Whether you use them for cosplay or for theatrical productions, prop pistols are more than just costume accessories. Depending on the degree of fidelity, some may even require licenses especially in states such as Victoria. Although prop pistols are only replica guns and not real weapons, there can be concerns when you intend to carry the props in public.
As a general rule, anything that one markets specifically for children and clearly cannot be mistaken for a true firearm is usually safe. Queensland and Western Australia generally allow the sale of non-functioning replicas without a license, but this is not true of the rest of the country. Always check with the local authorities before considering an accurate pistol prop. The penalties for failing to comply with local ordinances can be very stiff.
Types of Props
Note that these rules apply to anything that looks like a weapon, including many science fiction replicas. This is one reason why many pistol props resemble flintlocks and other historical devices; it's much easier to make it clear that they are not in fact real firearms, but instead fall under the category of miscellaneous costume accessories.
Prop Pistol Materials
With the restrictions against accurate replicas, a large number of prop pistols are plastic. Not only is it light and easy to work with, but it minimises the chance it will be mistaken for the real thing.
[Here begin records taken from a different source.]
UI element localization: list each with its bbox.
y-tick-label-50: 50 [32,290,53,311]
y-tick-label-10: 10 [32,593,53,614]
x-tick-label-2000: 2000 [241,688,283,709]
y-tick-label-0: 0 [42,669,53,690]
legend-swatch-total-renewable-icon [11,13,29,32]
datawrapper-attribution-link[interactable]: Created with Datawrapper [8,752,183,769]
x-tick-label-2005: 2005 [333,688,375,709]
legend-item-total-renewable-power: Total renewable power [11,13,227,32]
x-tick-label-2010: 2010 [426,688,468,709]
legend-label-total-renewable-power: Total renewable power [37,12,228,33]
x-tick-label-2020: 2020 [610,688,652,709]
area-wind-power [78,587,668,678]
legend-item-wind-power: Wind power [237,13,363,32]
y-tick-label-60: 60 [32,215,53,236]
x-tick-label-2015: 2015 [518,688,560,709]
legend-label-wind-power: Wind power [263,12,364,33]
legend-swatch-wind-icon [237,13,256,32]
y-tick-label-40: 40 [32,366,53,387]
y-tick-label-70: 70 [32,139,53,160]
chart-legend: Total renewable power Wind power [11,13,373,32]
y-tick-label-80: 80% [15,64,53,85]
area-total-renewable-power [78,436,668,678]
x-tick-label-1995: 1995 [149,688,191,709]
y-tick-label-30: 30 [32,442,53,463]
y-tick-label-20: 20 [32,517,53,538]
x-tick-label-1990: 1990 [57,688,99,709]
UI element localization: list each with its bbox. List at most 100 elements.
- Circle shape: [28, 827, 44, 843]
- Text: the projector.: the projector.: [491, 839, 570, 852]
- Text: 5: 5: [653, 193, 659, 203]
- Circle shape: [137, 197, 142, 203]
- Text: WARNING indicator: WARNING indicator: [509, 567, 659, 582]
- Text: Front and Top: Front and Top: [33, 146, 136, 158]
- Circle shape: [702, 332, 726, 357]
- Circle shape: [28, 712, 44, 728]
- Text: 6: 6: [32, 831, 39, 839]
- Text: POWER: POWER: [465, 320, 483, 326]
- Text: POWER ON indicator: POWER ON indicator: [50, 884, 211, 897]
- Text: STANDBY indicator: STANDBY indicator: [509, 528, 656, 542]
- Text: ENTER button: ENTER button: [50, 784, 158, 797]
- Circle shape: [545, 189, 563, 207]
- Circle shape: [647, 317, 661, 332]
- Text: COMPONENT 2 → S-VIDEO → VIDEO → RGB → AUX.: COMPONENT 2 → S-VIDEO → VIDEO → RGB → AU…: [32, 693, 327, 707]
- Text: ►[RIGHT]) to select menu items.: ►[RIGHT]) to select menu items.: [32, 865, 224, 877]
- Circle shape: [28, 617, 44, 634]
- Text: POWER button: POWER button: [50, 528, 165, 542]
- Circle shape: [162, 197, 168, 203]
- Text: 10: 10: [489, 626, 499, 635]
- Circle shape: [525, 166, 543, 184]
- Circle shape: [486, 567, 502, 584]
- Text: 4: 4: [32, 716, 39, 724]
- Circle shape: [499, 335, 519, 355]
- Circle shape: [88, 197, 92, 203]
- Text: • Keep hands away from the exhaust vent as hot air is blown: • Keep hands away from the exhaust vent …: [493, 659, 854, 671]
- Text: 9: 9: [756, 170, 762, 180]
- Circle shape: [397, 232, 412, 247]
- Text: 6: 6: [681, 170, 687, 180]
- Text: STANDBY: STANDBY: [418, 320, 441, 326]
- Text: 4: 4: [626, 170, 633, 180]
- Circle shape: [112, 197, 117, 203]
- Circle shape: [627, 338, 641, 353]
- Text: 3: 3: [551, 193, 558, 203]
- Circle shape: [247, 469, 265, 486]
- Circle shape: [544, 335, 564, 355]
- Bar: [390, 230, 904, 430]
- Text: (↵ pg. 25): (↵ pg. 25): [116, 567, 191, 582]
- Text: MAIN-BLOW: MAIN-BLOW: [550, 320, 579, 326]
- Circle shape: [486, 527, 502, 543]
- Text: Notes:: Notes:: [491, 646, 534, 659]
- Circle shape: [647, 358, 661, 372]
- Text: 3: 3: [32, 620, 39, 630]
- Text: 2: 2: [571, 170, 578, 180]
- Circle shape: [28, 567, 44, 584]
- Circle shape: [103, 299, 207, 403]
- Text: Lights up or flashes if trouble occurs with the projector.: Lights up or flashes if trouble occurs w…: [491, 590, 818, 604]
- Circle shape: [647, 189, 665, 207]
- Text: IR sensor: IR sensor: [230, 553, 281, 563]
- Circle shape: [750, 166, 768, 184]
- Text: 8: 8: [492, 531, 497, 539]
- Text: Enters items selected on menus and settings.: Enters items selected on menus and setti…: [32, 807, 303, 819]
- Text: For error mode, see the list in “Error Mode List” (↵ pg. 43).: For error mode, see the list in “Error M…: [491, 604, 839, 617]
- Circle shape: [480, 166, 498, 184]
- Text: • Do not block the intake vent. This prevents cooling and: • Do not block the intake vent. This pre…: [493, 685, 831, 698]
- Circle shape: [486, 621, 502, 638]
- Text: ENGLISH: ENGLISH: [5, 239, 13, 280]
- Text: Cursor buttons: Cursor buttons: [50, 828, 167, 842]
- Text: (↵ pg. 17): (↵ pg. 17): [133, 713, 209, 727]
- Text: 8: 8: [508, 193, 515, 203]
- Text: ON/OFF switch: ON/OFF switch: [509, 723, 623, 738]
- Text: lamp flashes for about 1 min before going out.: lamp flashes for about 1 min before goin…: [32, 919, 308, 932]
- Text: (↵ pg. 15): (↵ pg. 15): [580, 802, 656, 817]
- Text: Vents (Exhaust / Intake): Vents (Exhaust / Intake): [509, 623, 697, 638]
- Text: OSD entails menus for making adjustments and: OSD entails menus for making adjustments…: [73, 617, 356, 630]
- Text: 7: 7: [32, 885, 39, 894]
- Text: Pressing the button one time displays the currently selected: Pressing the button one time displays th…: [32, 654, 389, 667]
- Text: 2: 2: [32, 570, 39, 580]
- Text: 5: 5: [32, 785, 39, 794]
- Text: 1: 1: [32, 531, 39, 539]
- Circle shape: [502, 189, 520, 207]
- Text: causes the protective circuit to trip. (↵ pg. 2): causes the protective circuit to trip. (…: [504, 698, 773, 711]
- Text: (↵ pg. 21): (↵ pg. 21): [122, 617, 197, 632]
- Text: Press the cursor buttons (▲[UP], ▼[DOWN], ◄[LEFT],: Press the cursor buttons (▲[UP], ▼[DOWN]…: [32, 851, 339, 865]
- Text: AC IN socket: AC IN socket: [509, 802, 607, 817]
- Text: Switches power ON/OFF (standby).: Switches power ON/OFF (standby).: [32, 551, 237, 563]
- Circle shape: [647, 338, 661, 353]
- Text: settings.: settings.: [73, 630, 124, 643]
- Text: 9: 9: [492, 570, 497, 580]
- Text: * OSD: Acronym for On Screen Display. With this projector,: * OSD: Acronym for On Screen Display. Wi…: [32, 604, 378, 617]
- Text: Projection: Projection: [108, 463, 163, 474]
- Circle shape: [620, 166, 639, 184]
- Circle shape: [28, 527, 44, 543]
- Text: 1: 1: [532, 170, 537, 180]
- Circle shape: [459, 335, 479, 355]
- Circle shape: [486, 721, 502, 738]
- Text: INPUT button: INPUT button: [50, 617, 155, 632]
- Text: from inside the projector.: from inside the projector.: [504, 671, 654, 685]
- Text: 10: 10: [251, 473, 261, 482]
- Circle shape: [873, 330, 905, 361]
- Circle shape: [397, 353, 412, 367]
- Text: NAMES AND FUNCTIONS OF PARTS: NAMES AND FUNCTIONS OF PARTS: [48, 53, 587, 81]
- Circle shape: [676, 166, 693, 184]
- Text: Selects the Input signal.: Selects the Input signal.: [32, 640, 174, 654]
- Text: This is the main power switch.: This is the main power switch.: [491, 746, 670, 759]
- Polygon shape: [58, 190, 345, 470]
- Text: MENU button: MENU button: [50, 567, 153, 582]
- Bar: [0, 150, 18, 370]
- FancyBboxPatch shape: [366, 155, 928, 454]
Metal is often a material in various toys like cap guns, which carry a bright orange tip so as not to be confused with real weapons.
Owning Replica Pistols
One of the most important things to remember about replica pistols is that the more they resemble a real weapon the more you have to treat them as one. Many jurisdictions require safe storage as well as ownership permits, and public display is usually prohibited. Take the time to learn your responsibilities with any replica.